Each of the cells in our body is a complex machine. Within each cell, thousands of proteins and other molecules interact to produce the highly organized cellular events that are needed for life. However, there is no cellular line manager telling the individual proteins where to go and what to do. It's rather like an ant colony. No one tells the individual ants how to build a nest. They just do it. Similarly, no one tells the individual actin molecules, for example, to get together and polymerize to form the cytoskeleton that is essential for cell movement and other cellular processes. It just happens.

Ant colonies and actin polymerization are both examples of emergent behavior. Broadly defined, emergent behavior is when a collection of individuals interact without central control to produce results that are not explicitly programmed. Scientists are only just beginning to understand how complex behaviors of this type can emerge from a myriad of individual interactions, many of which are well-defined experimentally.

Jonathan Alberts and Garrett Odell have turned to an unlikely ally—the bacterium Listeria monocytogenes—in their study of the complexities of cellular actin polymerization. This rod-shaped microbe, which lurks in well-ripened brie and other unpasteurized cheeses, can cause the sometimes fatal disease listeriosis, particularly in young babies or people with weakened immune systems.
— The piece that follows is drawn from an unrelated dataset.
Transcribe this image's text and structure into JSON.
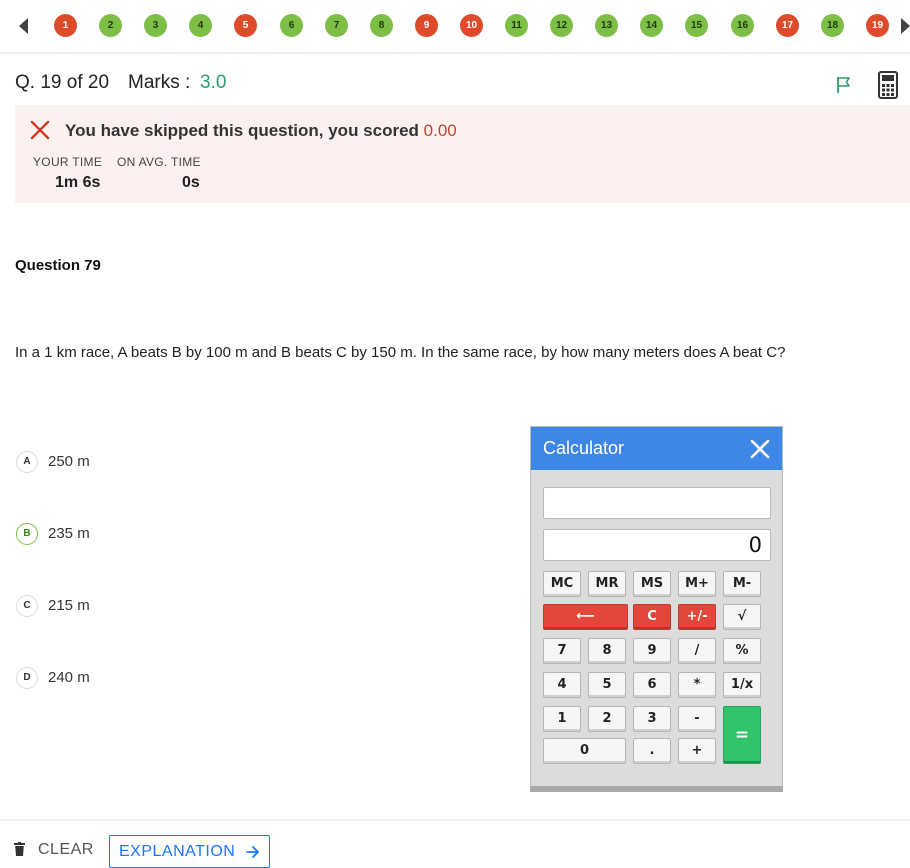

When Listeria microbes in food reach a person's gut, they penetrate the cells lining the gut, reproduce, and then spread from cell to cell without ever exposing themselves to the extracellular environment. In this way, they avoid the host's immune system. One particular protein produced by Listeria is central to this sneaky intracellular lifestyle: ActA. Expression of ActA allows the microbes to hijack the machinery in the host cell that controls the growth of actin networks. Some of the cellular actin, instead of forming the cytoskeleton of the cell, polymerizes around the bacterium, forming a dense “comet tail” of actin that generates a force to move the bacterium around the cell and push it into neighboring cells. This clandestine use of our cellular machinery for actin polymerization is far simpler to understand than the elaborate use our cells normally make of it, so the study of Listeria propulsion provides a scientific stepping-stone to understanding the involvement of the actin cytoskeleton in normal cell movements.

Alberts and Odell have used established data on the biochemical and mechanical details of actin polymerization and the physiological concentrations of the proteins involved in the process to build a computer simulation of how an actin network assembles around a moving, rod-shaped bacterium. Their “in silico” reconstitution, which considers the behavior of individual actin filaments and requires a cluster of 80 computer processors to be run for several days at a time, produces realistic bacterial motion in terms of speed and persistence, and models the actin tail shape. The model also reproduces smaller scale emergent behavior. Real Listeria cells do not move smoothly. Instead, the microbes move jerkily, with runs interspersed with pauses. The simulation faithfully reproduces this type of movement and offers a mechanistic explanation for it.

The approach described by Alberts and Odell can now be used to investigate many other, more complex cell mechanics problems, such as how the cellular movements involved in cell division are achieved. With the availability of detailed biological information and powerful computers, we may at last start to solve the mystery of how interactions among maybe 100,000 gene products can produce the organized cellular processes that cell biologists have been watching under the microscope for years.